Halibut 101: “5 Things You Should Know”
DYK?… prime summer halibut fishing season in Alaska spans well into the end of August—and (in some regions) through September!
Planning a trip this fall? Or, dreaming of fishing in Alaska next summer? Read below for our latest blog edition: Halibut 101. We’ll cover 5 things you should know about saltwater fishing for Halibut in Alaska…from FAQ’s on where to go, when to go, and more!
#1 WHEN TO GO
Q. “What month should I plan my trip to Alaska if I want to catch halibut?”
End of May through end of September.
In general, Alaska’s halibut season runs year-round but varies depending on what region you’re fishing from. In Southeast, peak fishing begins in June and is optimal through the end of September. In the Southcentral fisheries of Cook Inlet, Prince William Sound, and Resurrection Bay, you can reliably find a decent-sized catch throughout the entire summer starting at the end of May.
#2 HOT SPOTS
Q. “Where is the best fishing spot?”
Short answer:There is no “right” answer, but we often suggest flying into Anchorage and heading down to the Kenai Peninsula and embark from the community of Seward.
We can recommend fishing hot spots across the state, like, Homer: “Halibut Fishing Capital of the World!” But, many visitors opt for longer all-species combo day trips in Kenai Fjords National Park and primarily target the Halibut in the open waters both to the west and east, just outside of Resurrection Bay. The Seward area offers the most variety of nearby attractions and convenient access to other sightseeing. Often, we arrange itineraries for families who are looking for guided kayaking, nature float trips, bird watching tours, or hiking excursions that can be easily combined with their fishing adventures.
The Kenai, Alaska’s Playground
Check out this video from our friends at the Kenai Peninsula Tourism Marketing Council to get a glimpse “Alaska’s Playground.”
Q. How big are the halibut up there….really?
An average summer halibut will typically weigh in around 20-50 pounds. The most delectable-sized catch, coined “chicken” for a tasty reason!
Alaska halibut can range anywhere from a few pounds to record-size “barn door” catches of 400+lbs! This is all part of the allure and excitement of this type of fishing—you just never know what you might have at the end of your line!
#4 ALL IN A DAY
Q. How long does it take to catch a halibut?
Usually, just a day! We offer our guests the opportunity to experience all-day species combo trips out of Seward from early July through the end of August. If you’re a more extreme fishing enthusiast, then we’ll probably recommend staying at a full-service fishing lodge for a multi-day package.

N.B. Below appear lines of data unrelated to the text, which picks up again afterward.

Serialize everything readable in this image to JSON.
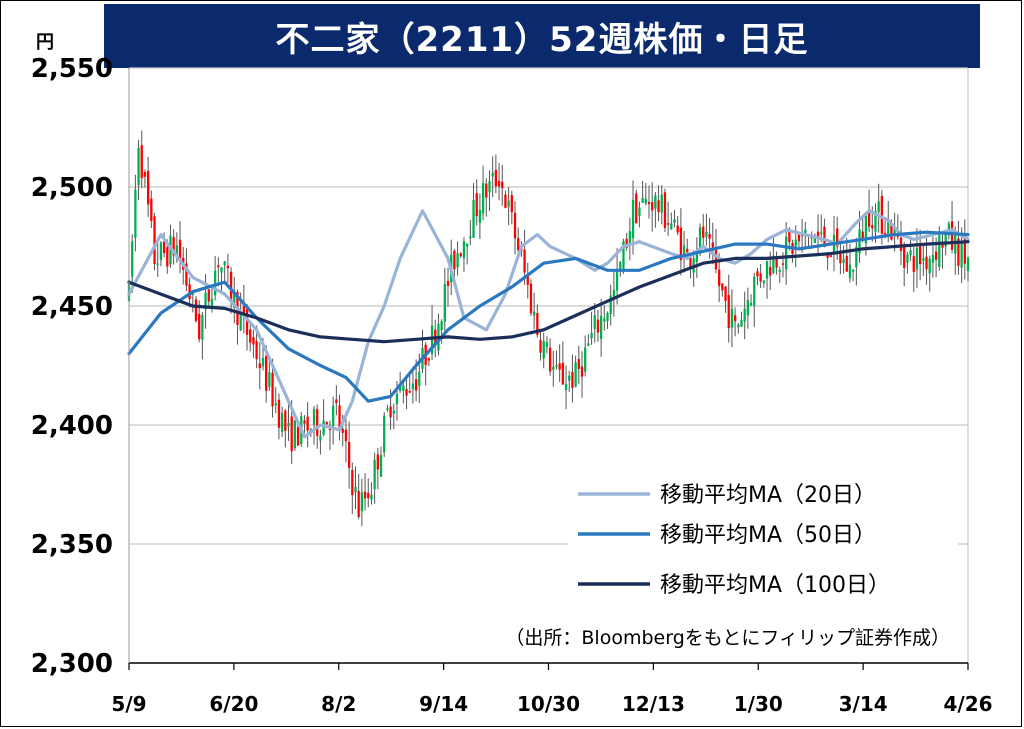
{
  "title": "不二家（2211）52週株価・日足",
  "chart_data": {
    "type": "candlestick",
    "unit": "円",
    "ylim": [
      2300,
      2550
    ],
    "yticks": [
      "2,300",
      "2,350",
      "2,400",
      "2,450",
      "2,500",
      "2,550"
    ],
    "ytick_values": [
      2300,
      2350,
      2400,
      2450,
      2500,
      2550
    ],
    "xticks": [
      "5/9",
      "6/20",
      "8/2",
      "9/14",
      "10/30",
      "12/13",
      "1/30",
      "3/14",
      "4/26"
    ],
    "grid": true,
    "up_color": "#00b050",
    "down_color": "#ff0000",
    "price_anchors": [
      [
        0,
        2455
      ],
      [
        3,
        2520
      ],
      [
        8,
        2470
      ],
      [
        15,
        2475
      ],
      [
        22,
        2440
      ],
      [
        28,
        2470
      ],
      [
        35,
        2445
      ],
      [
        40,
        2430
      ],
      [
        50,
        2395
      ],
      [
        58,
        2400
      ],
      [
        65,
        2405
      ],
      [
        72,
        2365
      ],
      [
        76,
        2375
      ],
      [
        82,
        2410
      ],
      [
        90,
        2420
      ],
      [
        96,
        2440
      ],
      [
        102,
        2470
      ],
      [
        110,
        2495
      ],
      [
        116,
        2505
      ],
      [
        122,
        2475
      ],
      [
        128,
        2440
      ],
      [
        134,
        2420
      ],
      [
        140,
        2420
      ],
      [
        146,
        2440
      ],
      [
        152,
        2455
      ],
      [
        158,
        2490
      ],
      [
        164,
        2495
      ],
      [
        170,
        2485
      ],
      [
        175,
        2470
      ],
      [
        180,
        2480
      ],
      [
        186,
        2455
      ],
      [
        190,
        2440
      ],
      [
        196,
        2460
      ],
      [
        202,
        2470
      ],
      [
        208,
        2475
      ],
      [
        214,
        2480
      ],
      [
        220,
        2475
      ],
      [
        226,
        2465
      ],
      [
        232,
        2490
      ],
      [
        238,
        2485
      ],
      [
        244,
        2470
      ],
      [
        250,
        2470
      ],
      [
        256,
        2480
      ],
      [
        262,
        2470
      ]
    ],
    "series": [
      {
        "name": "移動平均MA（20日）",
        "color": "#9ab4d8",
        "x": [
          0,
          10,
          20,
          30,
          40,
          45,
          50,
          55,
          60,
          66,
          70,
          75,
          80,
          85,
          92,
          100,
          105,
          112,
          118,
          123,
          128,
          132,
          140,
          146,
          150,
          155,
          160,
          170,
          175,
          180,
          185,
          190,
          195,
          200,
          206,
          212,
          218,
          222,
          228,
          232,
          238,
          242,
          246,
          252,
          258,
          263
        ],
        "values": [
          2455,
          2480,
          2462,
          2455,
          2440,
          2425,
          2410,
          2395,
          2400,
          2398,
          2410,
          2435,
          2450,
          2470,
          2490,
          2470,
          2445,
          2440,
          2455,
          2475,
          2480,
          2475,
          2470,
          2465,
          2468,
          2475,
          2477,
          2472,
          2470,
          2475,
          2470,
          2468,
          2472,
          2478,
          2482,
          2480,
          2478,
          2476,
          2485,
          2490,
          2486,
          2480,
          2478,
          2480,
          2482,
          2478
        ]
      },
      {
        "name": "移動平均MA（50日）",
        "color": "#2a78c0",
        "x": [
          0,
          10,
          20,
          30,
          40,
          50,
          60,
          68,
          75,
          82,
          90,
          100,
          110,
          120,
          130,
          140,
          150,
          160,
          170,
          180,
          190,
          200,
          210,
          220,
          230,
          240,
          250,
          263
        ],
        "values": [
          2430,
          2447,
          2456,
          2460,
          2445,
          2432,
          2425,
          2420,
          2410,
          2412,
          2425,
          2440,
          2450,
          2458,
          2468,
          2470,
          2465,
          2465,
          2470,
          2473,
          2476,
          2476,
          2474,
          2476,
          2478,
          2480,
          2481,
          2480
        ]
      },
      {
        "name": "移動平均MA（100日）",
        "color": "#1b2f5a",
        "x": [
          0,
          10,
          20,
          30,
          40,
          50,
          60,
          70,
          80,
          90,
          100,
          110,
          120,
          130,
          140,
          150,
          160,
          170,
          180,
          190,
          200,
          210,
          220,
          230,
          240,
          250,
          263
        ],
        "values": [
          2460,
          2455,
          2450,
          2449,
          2445,
          2440,
          2437,
          2436,
          2435,
          2436,
          2437,
          2436,
          2437,
          2440,
          2446,
          2452,
          2458,
          2463,
          2468,
          2470,
          2470,
          2471,
          2472,
          2474,
          2475,
          2476,
          2477
        ]
      }
    ],
    "source": "（出所：Bloombergをもとにフィリップ証券作成）"
  }
}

On day charters, you’ll leave by early morning to allow for travel time (approx. 1-1 ½ hrs) to get out to the prime fishing waters. Trips span from a half-day (6 hr) to full day (up to 10 hrs). In addition to catching picturesque views of acres of mountains, glaciers, and coastline along the way—depending on how long you’re out on the water—this area produces a variety of other species such as Alaska giant yellow eye (red snapper), Ling cod, Black Bass, Silver salmon and other rockfish. On the way there and back visitors frequently see sea otters, harbor seals, and a variety of whale species.
#5 WHAT TO BRING
Q. What’s included in a day fishing charter?
Each charter operator is a little different. Some will include lunch. Others will give you advice on where to grab your own brown bag to bring aboard. Most include your tackle and gear, as well as processing (cleaning and packaging) and will even offer to ship your fish home for you! All anglers are responsible for picking up their own fishing license beforehand and dressing for the weather.